I don’t know why but lately I’ve been thinking a lot about something someone said in a bible study a while back (fall of last year).  When we first started going through Ephesians, the leader said that he hoped that we would learn to not be led by emotions.  I kinda understood what he was saying and I’ve often heard the proper Christian life described like a train where truth is the engine and emotions is the caboose.  I guess lately I’ve been thinking about the impossibility of this in light of what Lewis wrote, that we all do things and make choices that attempt to maximize our joy.  Whether we chose to eat ice cream or carrots, go for a walk or veg in front of the tube, read the bible or throw it away, we’re all doing things that we think will maximize our joy.  If that’s true then even someone who takes effort to not be led by emotions is doing so to try to maximize his joy.  Sounds kinda futile if you ask me. I also remember him saying something about not criticizing his sermons…

5 Comments

  • azazel goat hunter

    January 12, 2011 at 10:04 pm Reply

    eat carrots

  • theo

    January 13, 2011 at 9:32 am Reply

    ok, mom.

  • Anonymous

    January 21, 2011 at 6:46 pm Reply

    It is entirely possible when someone who takes effort to not be led by emotions is doing so to try to maximize his joy. Here is what CS Lewis means by the word “joy”.

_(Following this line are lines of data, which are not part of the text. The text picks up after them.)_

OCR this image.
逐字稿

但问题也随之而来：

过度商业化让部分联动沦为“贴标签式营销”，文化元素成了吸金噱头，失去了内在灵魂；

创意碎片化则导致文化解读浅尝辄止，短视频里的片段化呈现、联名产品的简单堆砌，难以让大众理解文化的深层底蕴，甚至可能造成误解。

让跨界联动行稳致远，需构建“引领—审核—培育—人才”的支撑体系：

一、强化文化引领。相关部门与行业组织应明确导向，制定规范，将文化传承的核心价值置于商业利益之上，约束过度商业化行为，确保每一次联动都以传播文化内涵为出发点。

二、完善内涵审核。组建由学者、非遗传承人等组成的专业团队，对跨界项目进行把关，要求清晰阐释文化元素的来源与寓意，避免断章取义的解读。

    “Joy, must be sharply distinguished both from Happiness and Pleasure. Joy has indeed one characteristic, and one only, in common with them; the fact that anyone who has experienced it will want it again…I doubt whether anyone who has tasted it would ever, if both were in his power, exchange it for all the pleasures in the world. But Joy is never in our power and Pleasure often is.” – C.S Lewis

    “The very nature of Joy makes nonsense of our common distinction between having and wanting.” – CS Lewis

    Lewis defines this special joy as “an unsatisfied longing which is itself more desirable than any other satisfaction.”

    I don’t pretend to understand the last quote.

  • theo

    January 22, 2011 at 7:02 am Reply

    Thanks for posting! How interesting! I know I’ve read this before but I never thought of it in terms of control. So Joy is something outside of ourselves but Pleasure is something we can create? Not sure if I understand that fully myself.

    In contrast, here is what Piper has to say about Joy vs. Happiness:

    “Call it what you will: joy, satisfaction, contentment. It doesn’t matter, they are all in the Bible. The Bible is indiscriminate in its pleasure language. If you have nice little categories for ‘joy is what Christians have’ and ‘happiness is what the world has,’ you can scrap those when you go to the Bible, because the Bible is indiscriminate in its uses of the language of happiness and joy and contentment and satisfaction. It is lavish in all of them, and none of them is chosen above the other.”

    (http://www.desiringgod.org/ResourceLibrary/ConferenceMessages/ByDate/1999/1814_Let_Your_Passion_Be_Single/)

  • Anonymous

    January 22, 2011 at 1:16 pm Reply

    Piper quoted the last CS. Lewis quote in his annual conference in 2010 as the main theme. This is not a contrast. Piper and Lewis were on topics in parallel about different aspects. Words often have different meanings/connotations within different contexts. When people use them, they qualify what they mean by this word in this context. The way CS Lewis used “joy” is in accordance to his definition for that context. CS was talking about the nature of joy leading to the source of true joy. Piper said “Joy is a technical word for CS Lewis”.

    Piper was talking about the experiential aspect of joy. “joy, satisfaction, contentment, happiness” all feel good. How true peopel all want to feel good and no one wants to feel bad. Distinguishing joy vs happiness based on Christian vs Secular is futile. But the pursuit of that common desire varies significantly based on the understanding of the source of this “feeling good”.